Could I just go into one room and NOT see the word cancer? Turn on the TV and not hear a news story about some phony cancer doc? Not think about it for more than 4 and 1/2 minutes? I am SO over it. I am over the troubled breathing. I am over crying about my worst fears and looking at myself in the mirror only to be repeatedly reminded (and shocked) about my situation. I'm really ready to be done with the stupid dummy pig brain C.
CANCER, NOW HEAR THIS: LEAVE ME ALONE. YOU'VE HAD YOUR TIME IN MY LIFE, NOW BE GONE WITH YOU.
Do you think those mutant cells are listening? I certainly hope so. I still have 5 weeks to go before the PET scan will tell us precisely how effective my treatment was. I am dreading this scan for a good number of reasons.

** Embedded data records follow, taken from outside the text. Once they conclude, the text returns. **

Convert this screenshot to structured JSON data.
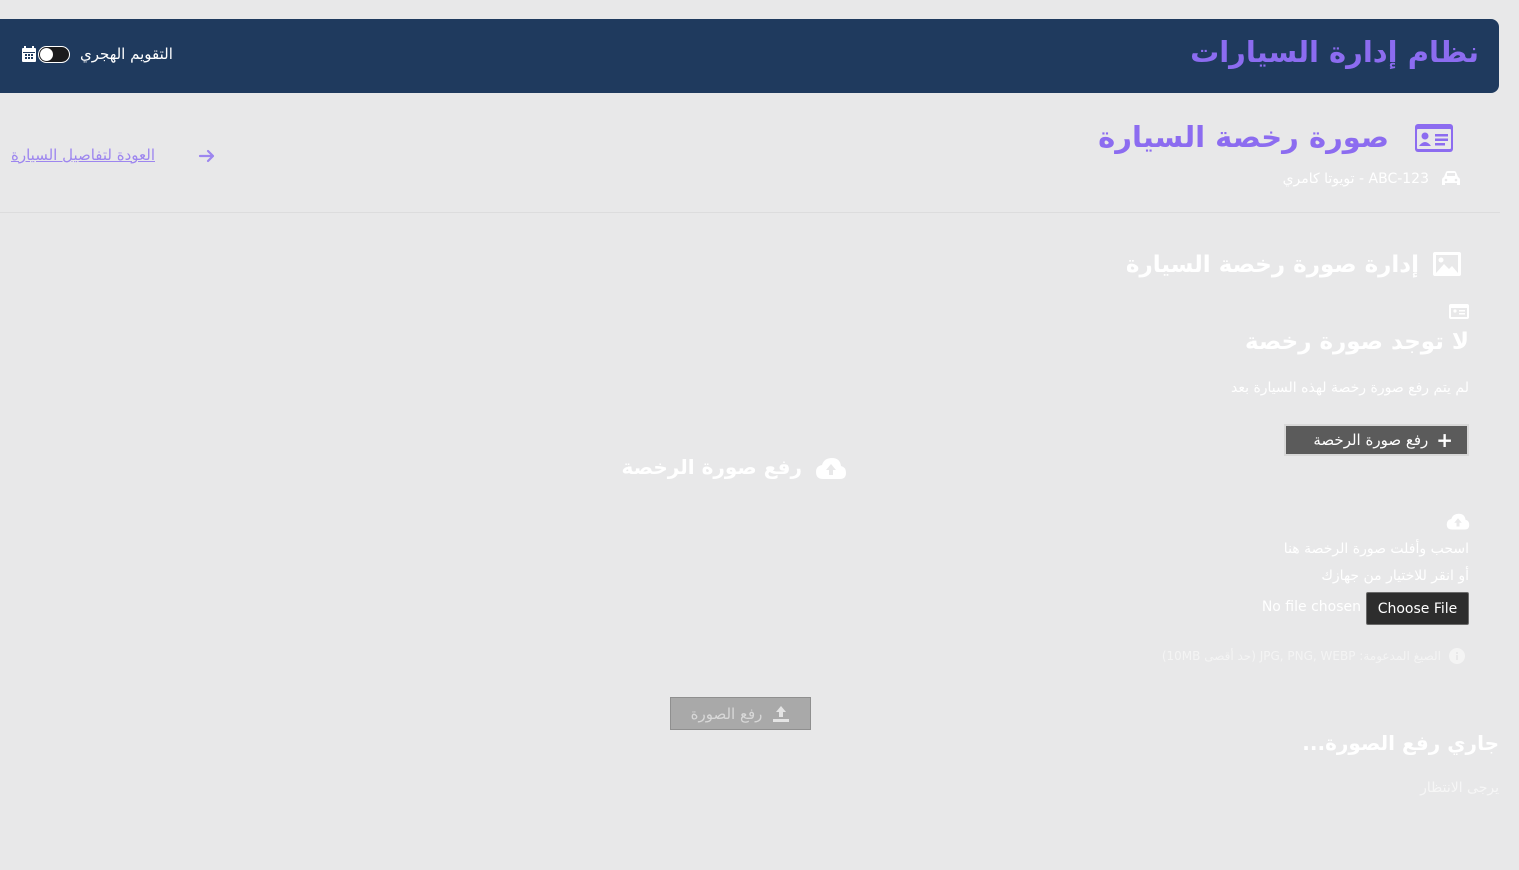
{
  "header": {
    "app_title": "نظام إدارة السيارات",
    "hijri_toggle_label": "التقويم الهجري",
    "hijri_toggle_state": "off"
  },
  "page": {
    "title": "صورة رخصة السيارة",
    "subtitle": "ABC-123 - تويوتا كامري",
    "back_link": "العودة لتفاصيل السيارة"
  },
  "management": {
    "section_title": "إدارة صورة رخصة السيارة",
    "empty_title": "لا توجد صورة رخصة",
    "empty_desc": "لم يتم رفع صورة رخصة لهذه السيارة بعد",
    "upload_button": "رفع صورة الرخصة"
  },
  "upload": {
    "title": "رفع صورة الرخصة",
    "drop_line1": "اسحب وأفلت صورة الرخصة هنا",
    "drop_line2": "أو انقر للاختيار من جهازك",
    "choose_file": "Choose File",
    "no_file": "No file chosen",
    "formats": "الصيغ المدعومة: JPG, PNG, WEBP (حد أقصى 10MB)",
    "submit_button": "رفع الصورة",
    "uploading_title": "جاري رفع الصورة...",
    "wait_text": "يرجى الانتظار"
  },
  "colors": {
    "header_bg": "#1f3a5e",
    "accent": "#8c6cf0",
    "page_bg": "#e8e8e9"
  },
  "icons": [
    "calendar-icon",
    "id-card-icon",
    "car-icon",
    "arrow-right-icon",
    "image-icon",
    "plus-icon",
    "cloud-upload-icon",
    "info-icon",
    "upload-icon"
  ]
}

Numero Uno (aka Captain Obvious) - I don't want a lotta bad news.
Numero Dos - I don't want a little bit o bad news (or, be told I must repeat the scan 6 weeks later to be sure a different treatment is required).

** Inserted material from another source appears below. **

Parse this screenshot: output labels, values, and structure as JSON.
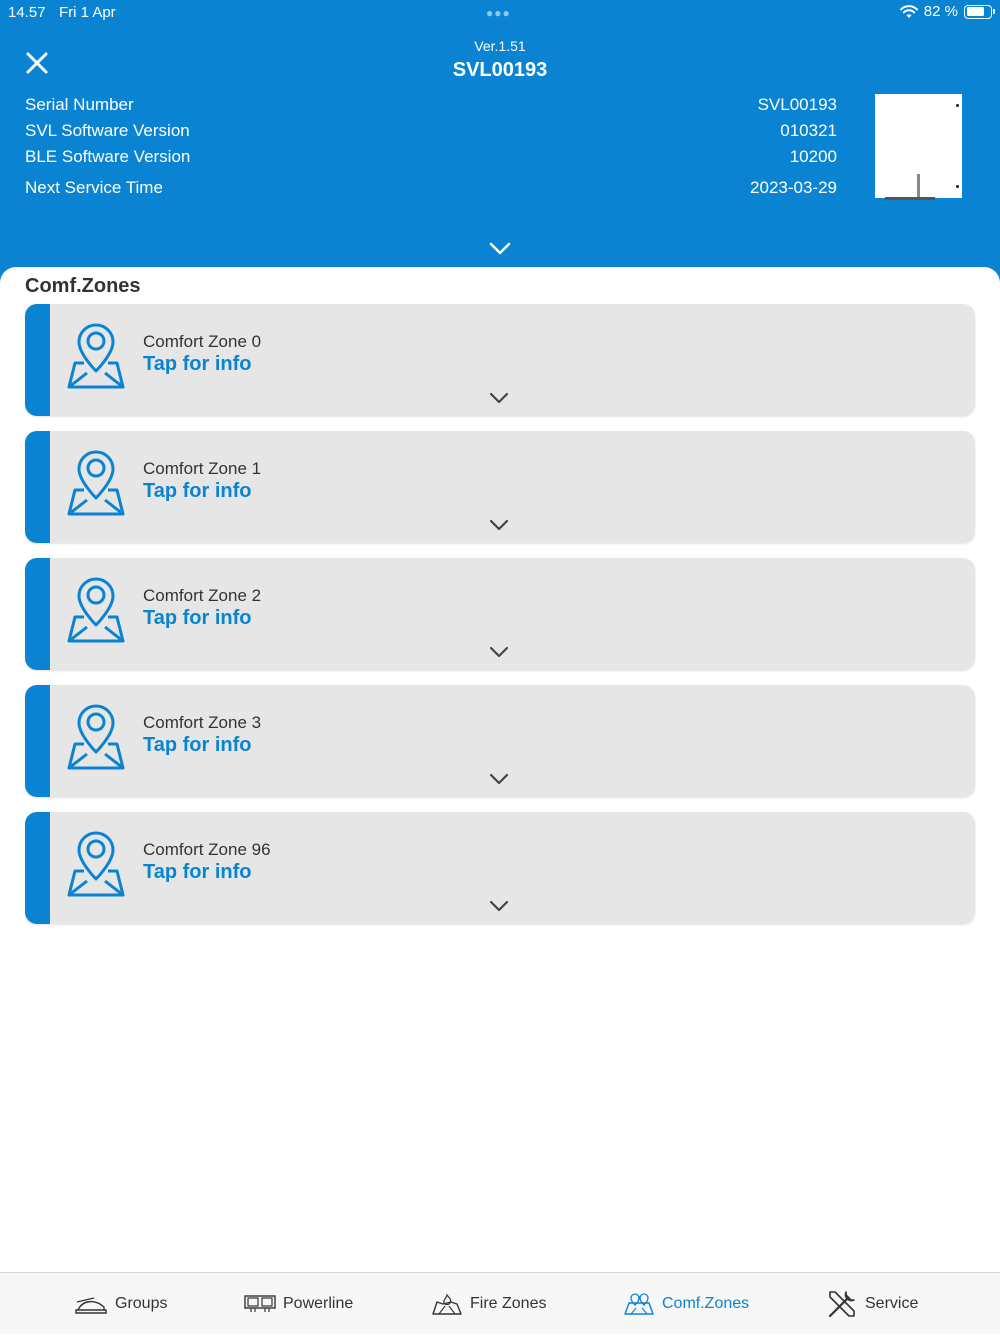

Numero Tres - While I would love a miracle to descend upon our family, I dread returning to having the fertility struggle on the forefront. The stress, sadness, the addictive hoping, the frustration and the disappointment; the elements of each month.
Not to say that I haven't been in a very regular state of frustration throughout the past nine months (hmmmm... is that just a coincidence?), but I've had bigger fish to fry.
Looking over these reasons to dread the PET, I realize I'm up a creek. I can't win with a clean scan and I most definitely can't win with a dirty one.
Tonight's temporary solution involves watching The Best Thing I Ever Ate (both "at a deli" and "salty goodness") and working up an appetite. What's so wrong about drooling over a fresh corned beef special?